Emotional manipulation is only one form of punishment women seeking abortions are often subjected to. In 2017, the Feminist Majority Foundation published the findings of a study which revealed 34.2 percent of surveyed abortion clinics reported “severe violence or threats of violence” in the first half of 2016, up from 19.7 percent from the entirety of 2014, and the previously highest rate of 24 percent from 1995. Even among politicians who do not support punishing women who have abortions, rhetoric that humanizes fetuses and fertilized eggs does so in the same breath that it dehumanizes women and abortion providers, by portraying them as murderers and—intentionally or not—inspiring extremists to bring them to justice.

In addition to the arson, harassment from protesters and other increasingly commodified attacks on women and clinics, the 2009 murder of late-term abortion provider George Tiller, and the 2015 shooting at a Planned Parenthood in Colorado from a man who called himself a “warrior for the babies,” and killed three, speak to the extreme danger anti-choice rhetoric can contribute to. This rhetoric may not always explicitly demand punishment, and yet, from terrifying acts of violence to an overarching culture of stigma and shame, it yields punishment nonetheless.
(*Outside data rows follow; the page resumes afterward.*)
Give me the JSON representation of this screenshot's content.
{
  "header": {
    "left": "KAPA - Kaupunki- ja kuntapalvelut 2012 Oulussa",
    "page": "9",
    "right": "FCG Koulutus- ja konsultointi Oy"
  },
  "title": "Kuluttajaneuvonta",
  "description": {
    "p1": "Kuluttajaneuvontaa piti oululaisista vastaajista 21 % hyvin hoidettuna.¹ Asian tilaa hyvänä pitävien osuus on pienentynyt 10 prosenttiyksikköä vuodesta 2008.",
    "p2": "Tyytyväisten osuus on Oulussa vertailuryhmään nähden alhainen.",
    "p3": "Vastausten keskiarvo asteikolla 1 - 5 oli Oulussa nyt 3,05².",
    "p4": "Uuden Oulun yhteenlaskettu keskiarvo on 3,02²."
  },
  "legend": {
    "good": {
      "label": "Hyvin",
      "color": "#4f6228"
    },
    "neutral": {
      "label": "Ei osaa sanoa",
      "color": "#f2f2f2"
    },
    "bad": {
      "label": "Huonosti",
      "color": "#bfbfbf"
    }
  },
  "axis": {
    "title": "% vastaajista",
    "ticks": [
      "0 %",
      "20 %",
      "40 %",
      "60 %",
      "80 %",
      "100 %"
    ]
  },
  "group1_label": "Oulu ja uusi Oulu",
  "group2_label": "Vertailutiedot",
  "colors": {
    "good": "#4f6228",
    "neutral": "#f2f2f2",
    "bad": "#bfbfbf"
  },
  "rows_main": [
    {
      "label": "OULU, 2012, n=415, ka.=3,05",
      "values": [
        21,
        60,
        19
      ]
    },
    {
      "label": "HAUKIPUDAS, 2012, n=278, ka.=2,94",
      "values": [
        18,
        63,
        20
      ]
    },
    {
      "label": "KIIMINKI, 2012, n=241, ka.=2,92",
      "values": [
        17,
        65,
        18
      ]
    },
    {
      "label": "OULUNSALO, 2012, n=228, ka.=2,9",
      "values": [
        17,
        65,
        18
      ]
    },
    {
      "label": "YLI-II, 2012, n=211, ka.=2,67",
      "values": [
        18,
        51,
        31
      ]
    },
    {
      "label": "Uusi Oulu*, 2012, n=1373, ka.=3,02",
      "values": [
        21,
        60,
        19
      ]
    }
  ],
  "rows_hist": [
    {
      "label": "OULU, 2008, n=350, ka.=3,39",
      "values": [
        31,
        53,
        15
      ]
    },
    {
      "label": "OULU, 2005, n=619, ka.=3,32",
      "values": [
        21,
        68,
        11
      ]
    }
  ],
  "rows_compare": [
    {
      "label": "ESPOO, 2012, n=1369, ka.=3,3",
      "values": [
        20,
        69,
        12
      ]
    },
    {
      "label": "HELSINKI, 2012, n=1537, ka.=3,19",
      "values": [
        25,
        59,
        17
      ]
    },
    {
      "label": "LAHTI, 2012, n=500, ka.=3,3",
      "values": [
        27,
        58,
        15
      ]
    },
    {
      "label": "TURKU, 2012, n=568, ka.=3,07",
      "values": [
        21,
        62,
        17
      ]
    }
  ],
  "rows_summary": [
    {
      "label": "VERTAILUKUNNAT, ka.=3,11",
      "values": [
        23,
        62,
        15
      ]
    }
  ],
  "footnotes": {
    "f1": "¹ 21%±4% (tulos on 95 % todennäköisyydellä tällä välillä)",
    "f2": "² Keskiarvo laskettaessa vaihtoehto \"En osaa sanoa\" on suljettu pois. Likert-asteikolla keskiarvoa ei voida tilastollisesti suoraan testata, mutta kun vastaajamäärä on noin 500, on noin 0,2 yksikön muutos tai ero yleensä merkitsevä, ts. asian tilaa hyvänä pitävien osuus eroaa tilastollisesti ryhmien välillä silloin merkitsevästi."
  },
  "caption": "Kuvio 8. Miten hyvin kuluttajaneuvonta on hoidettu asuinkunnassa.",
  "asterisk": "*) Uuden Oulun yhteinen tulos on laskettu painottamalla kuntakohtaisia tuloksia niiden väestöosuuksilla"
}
According to Guttmacher, since the 1973 Roe decision, more than 1,050 restrictions on abortion access have been enacted, and 27 percent of these were passed between 2011 and 2016 alone. The role of most of these restrictions is to segregate abortion from every other equally legal medical service, through medically unnecessary requirements placed on clinics or prohibiting insurance coverage of abortion, and a variety of other regulations that have shut down clinics and forced women to pay high costs to travel out of state for the procedure. And speaking of quasi-financial sanctions on the procedure, other laws have tried to force women to pay out-of-pocket for the burial or cremation of fetuses or any remains from miscarriage or abortion, which some advocates argued could essentially apply to all women who menstruate; the costs could range from $1,500 to $4,000.

Other existing restrictions, such as bans at different stages of pregnancy or aforementioned laws banning coverage of abortion, offer exceptions for situational factors like whether the pregnancy is the result of rape. But these exceptions are arguably a punishment of their own, in the cruel burden they place on survivors of rape to prove their trauma for basic medical care.

SB 1394, the latest controversial anti-choice bill, punishes women who seek abortion by compelling their speech, and putting them in a position to defend a personal decision. Outside of legislation and in addition to aforementioned acts of physical violence, cyber violence and rampant harassment and threats are another issue that disproportionately affects women and health care providers who talk about abortion on the internet. The National Network of Abortion Funds this month filed a lawsuit regarding cyber violence and hacking for their work in funding abortion care.

Today, 80 percent of Congress and 75 percent of all state legislators are male, while the president of the United States is convinced abortion means “rip[ping] the baby out of the womb” in the ninth month. The numbers and ignorant ideologies of those who represent us speak volumes. The landscape of punishment and stigma that continues to govern abortion access in America is in many ways constructed by male dominance, and the patriarchal policing of women and sex. Punishing abortion isn’t about accountability or standing up against “baby killers.” It’s about gender, control and upholding a system that accords men all decision-making power over women and their behaviors.